- 125 grams sourdough starter (fed or unfed)
- 250 grams room temperature or cold water
- 325 grams flour, plus more for kneading
- 8 grams salt
- Combine the starter, water, flour, and salt in a deep bowl. Stir with a wooden spoon until mixed. It'll be scraggly looking, don't worry.
- Dust a counter with flour, and scrape the dough out onto it. Dust a bit more flour on top. Knead until it forms a smooth dough, 8 to 10 minutes, dusting lightly with more flour as needed.
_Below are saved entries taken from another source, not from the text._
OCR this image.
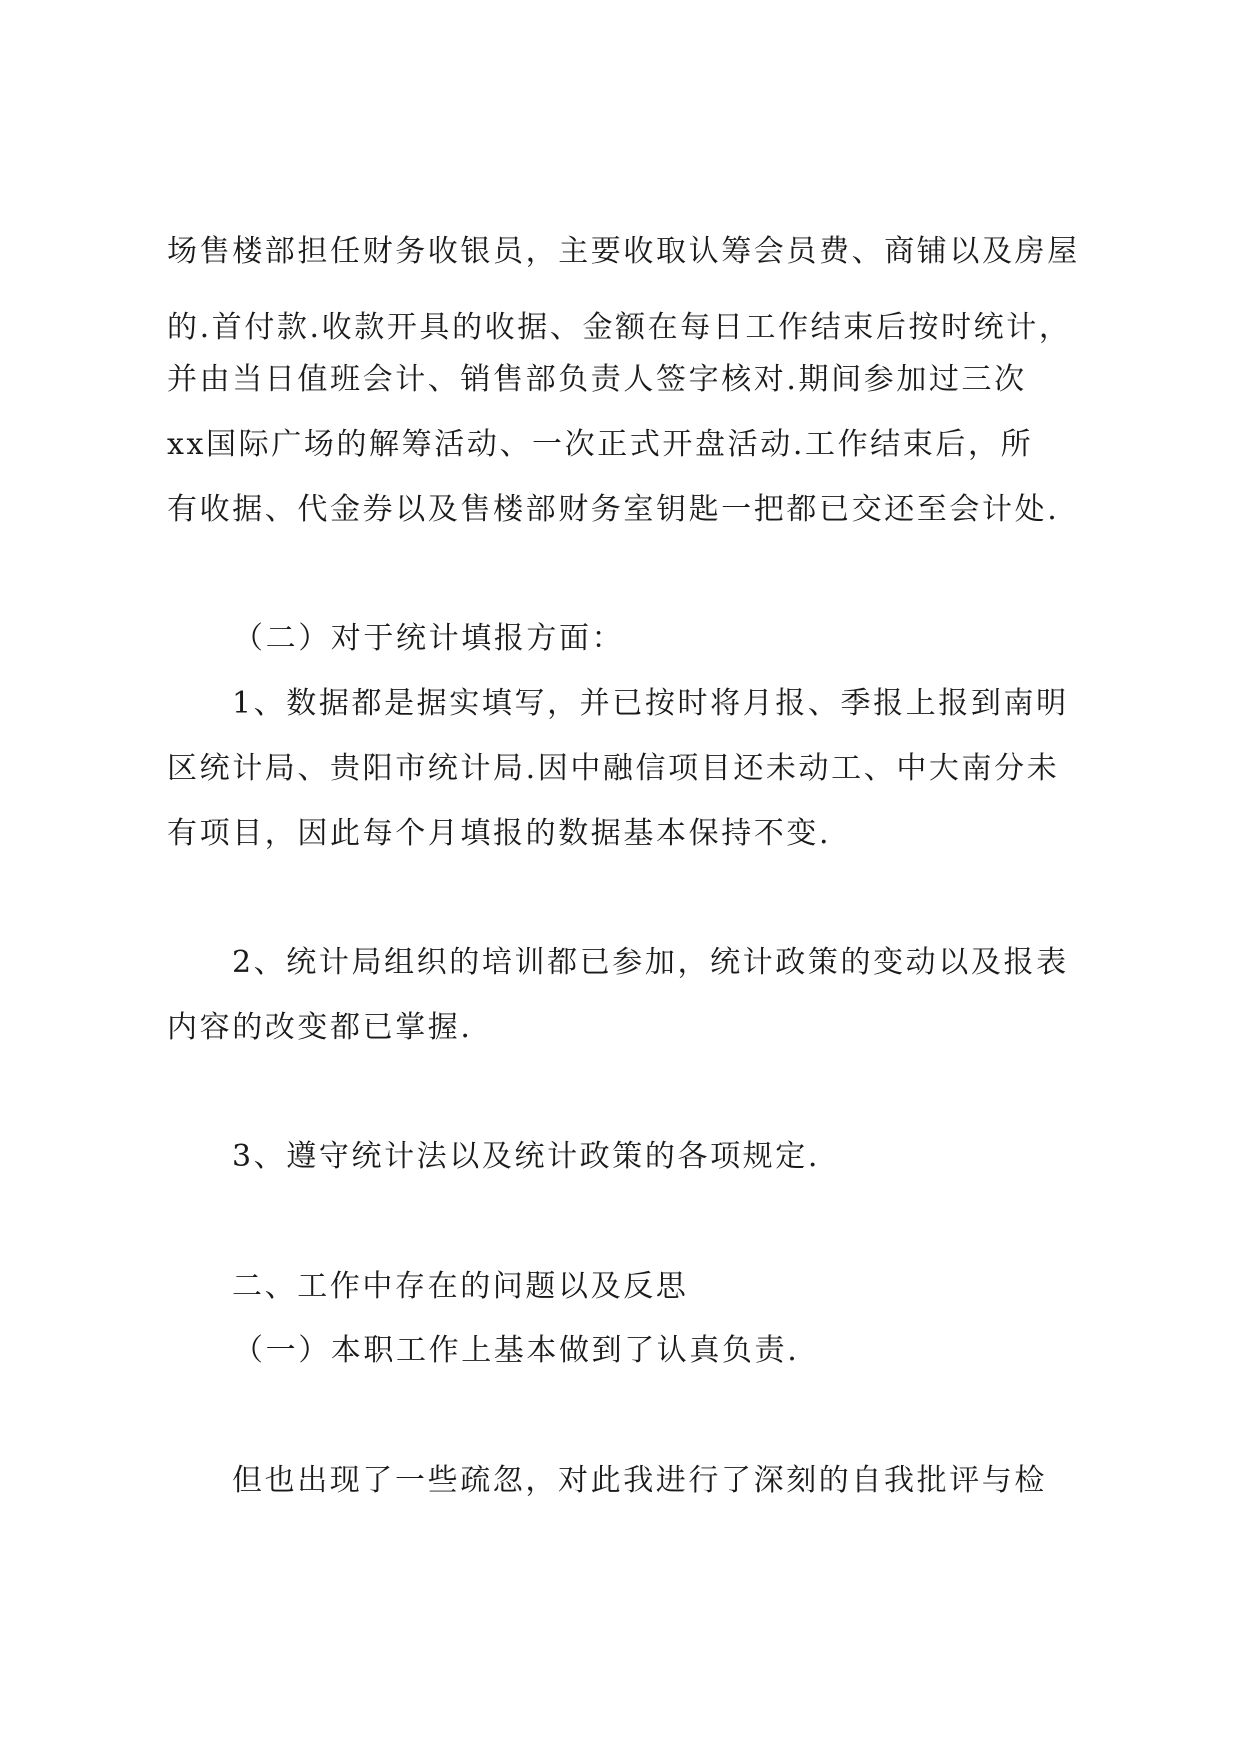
场售楼部担任财务收银员，主要收取认筹会员费、商铺以及房屋
的.首付款.收款开具的收据、金额在每日工作结束后按时统计，
并由当日值班会计、销售部负责人签字核对.期间参加过三次
xx国际广场的解筹活动、一次正式开盘活动.工作结束后，所
有收据、代金券以及售楼部财务室钥匙一把都已交还至会计处.
（二）对于统计填报方面：
1、数据都是据实填写，并已按时将月报、季报上报到南明
区统计局、贵阳市统计局.因中融信项目还未动工、中大南分未
有项目，因此每个月填报的数据基本保持不变.
2、统计局组织的培训都已参加，统计政策的变动以及报表
内容的改变都已掌握.
3、遵守统计法以及统计政策的各项规定.
二、工作中存在的问题以及反思
（一）本职工作上基本做到了认真负责.
但也出现了一些疏忽，对此我进行了深刻的自我批评与检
- Shape the dough into a round, and add to a floured proofing basket, if you have one. Alternately, you can line a deep bowl with a clean, non-terry dish towel. Generously flour the towel, and place the round of dough in it.
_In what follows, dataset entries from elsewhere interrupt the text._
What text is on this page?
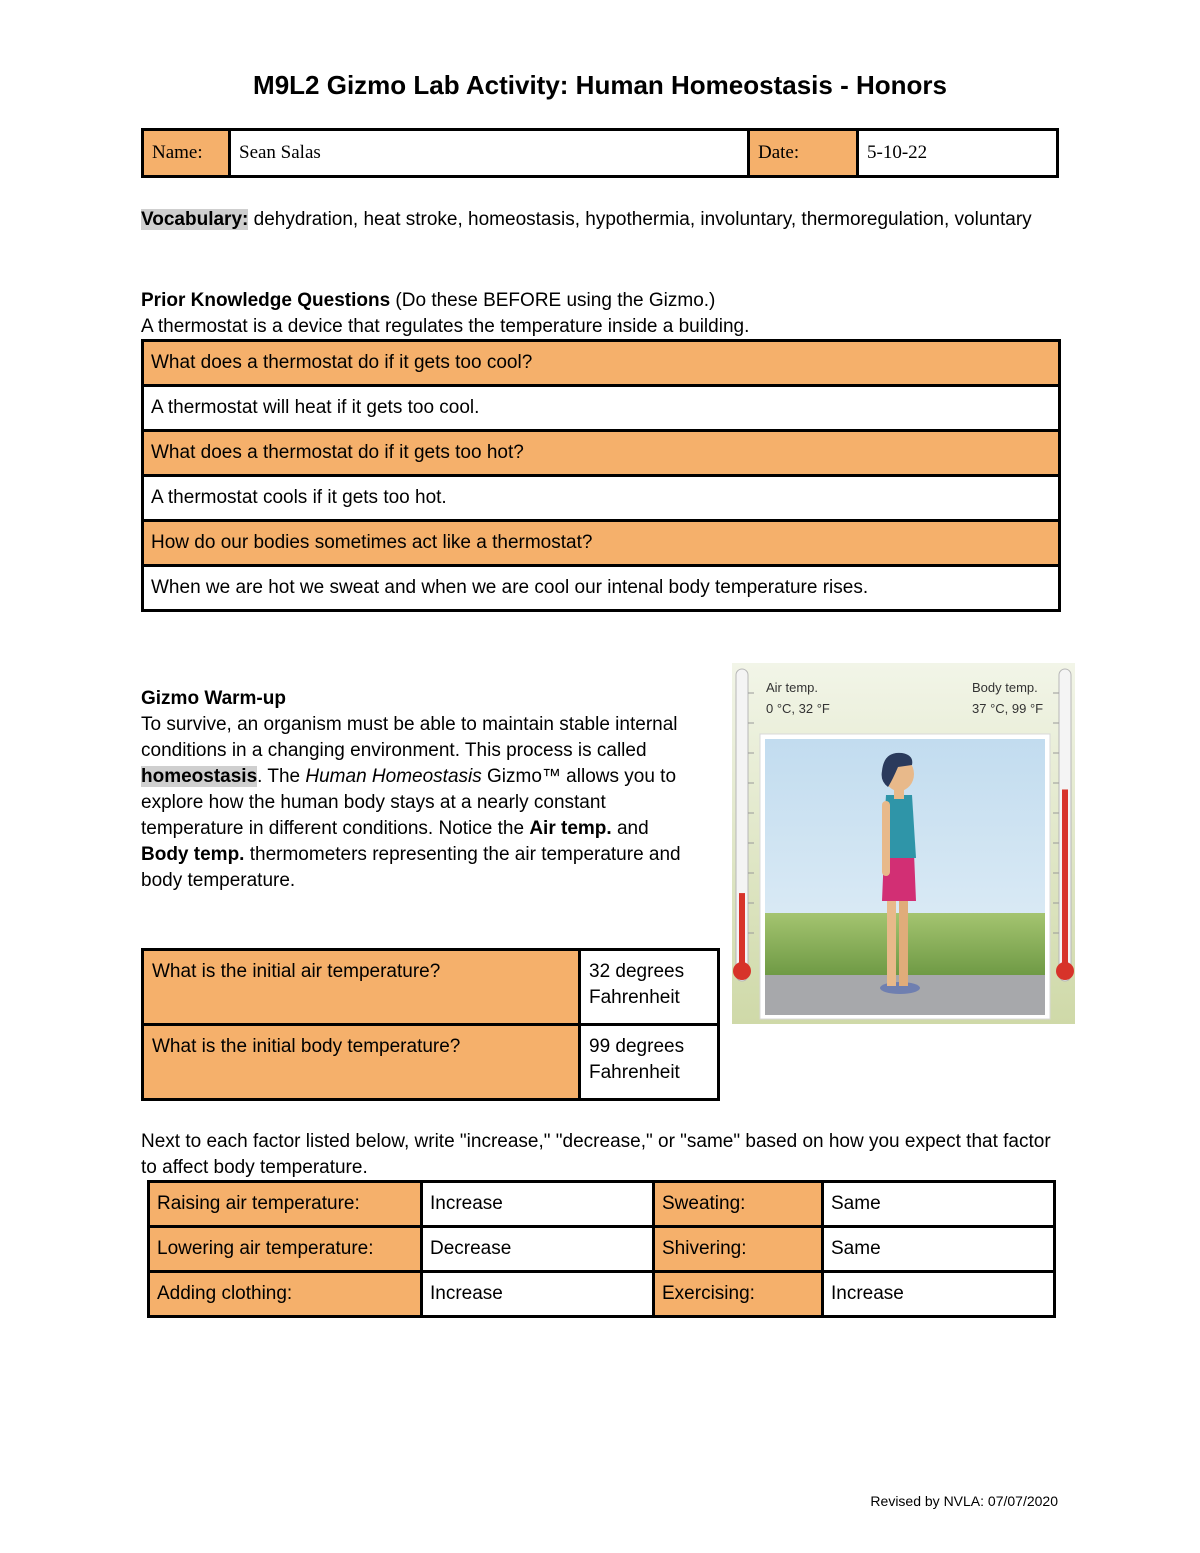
M9L2 Gizmo Lab Activity: Human Homeostasis - Honors
Name:	Sean Salas	Date:	5-10-22
Vocabulary: dehydration, heat stroke, homeostasis, hypothermia, involuntary, thermoregulation, voluntary
Prior Knowledge Questions (Do these BEFORE using the Gizmo.)
A thermostat is a device that regulates the temperature inside a building.
What does a thermostat do if it gets too cool?
A thermostat will heat if it gets too cool.
What does a thermostat do if it gets too hot?
A thermostat cools if it gets too hot.
How do our bodies sometimes act like a thermostat?
When we are hot we sweat and when we are cool our intenal body temperature rises.
Gizmo Warm-up
To survive, an organism must be able to maintain stable internal conditions in a changing environment. This process is called homeostasis. The Human Homeostasis Gizmo™ allows you to explore how the human body stays at a nearly constant temperature in different conditions. Notice the Air temp. and Body temp. thermometers representing the air temperature and body temperature.
Air temp.
0 °C, 32 °F
Body temp.
37 °C, 99 °F
What is the initial air temperature?	32 degrees Fahrenheit
What is the initial body temperature?	99 degrees Fahrenheit
Next to each factor listed below, write "increase," "decrease," or "same" based on how you expect that factor to affect body temperature.
Raising air temperature:	Increase	Sweating:	Same
Lowering air temperature:	Decrease	Shivering:	Same
Adding clothing:	Increase	Exercising:	Increase
Revised by NVLA: 07/07/2020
- Cover the proofing basket with a piece of plastic film. Let rest in a cool spot overnight, or 6 to 8 hours.
- The next morning, add a stone bread baker, or ceramic dutch oven to the center rack of your oven. Preheat the oven to 500ºF (260ºC).
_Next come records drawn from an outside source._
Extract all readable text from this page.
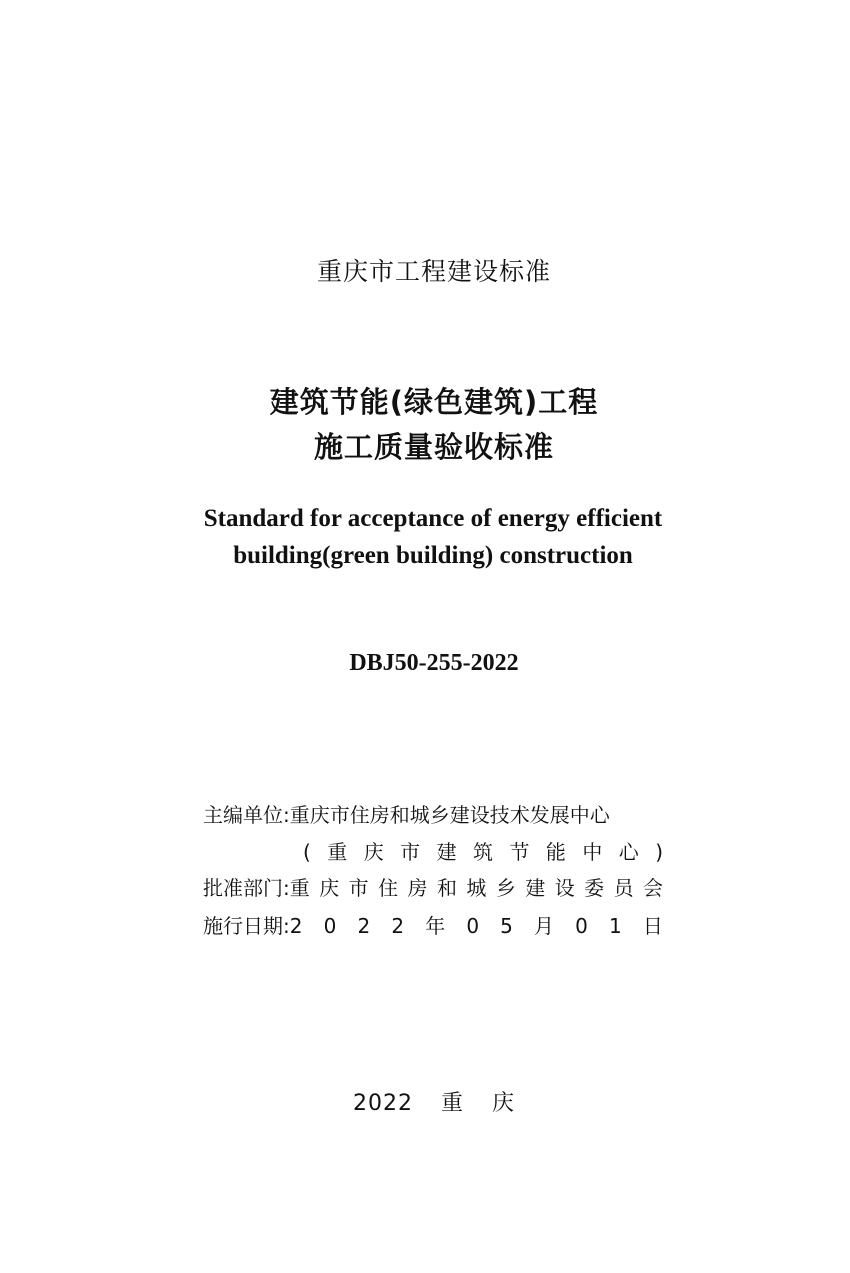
重庆市工程建设标准
建筑节能(绿色建筑)工程
施工质量验收标准
Standard for acceptance of energy efficient
building(green building) construction
DBJ50-255-2022
主编单位: 重庆市住房和城乡建设技术发展中心
( 重 庆 市 建 筑 节 能 中 心 )
批准部门: 重 庆 市 住 房 和 城 乡 建 设 委 员 会
施行日期: 2 0 2 2 年 0 5 月 0 1 日
2022 重 庆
- Remove the stone pot from the oven, and gently, but swiftly, turn the dough out of the basket and into the pot. Make slashes, as desired with a sharp paring knife or razor. Cover and bake 30 minutes. Remove cover, and let bread bake 10 to 15 minutes more until the crust reaches your desired level of doneness. Best to start checking at 10 minutes if you prefer them less well-done.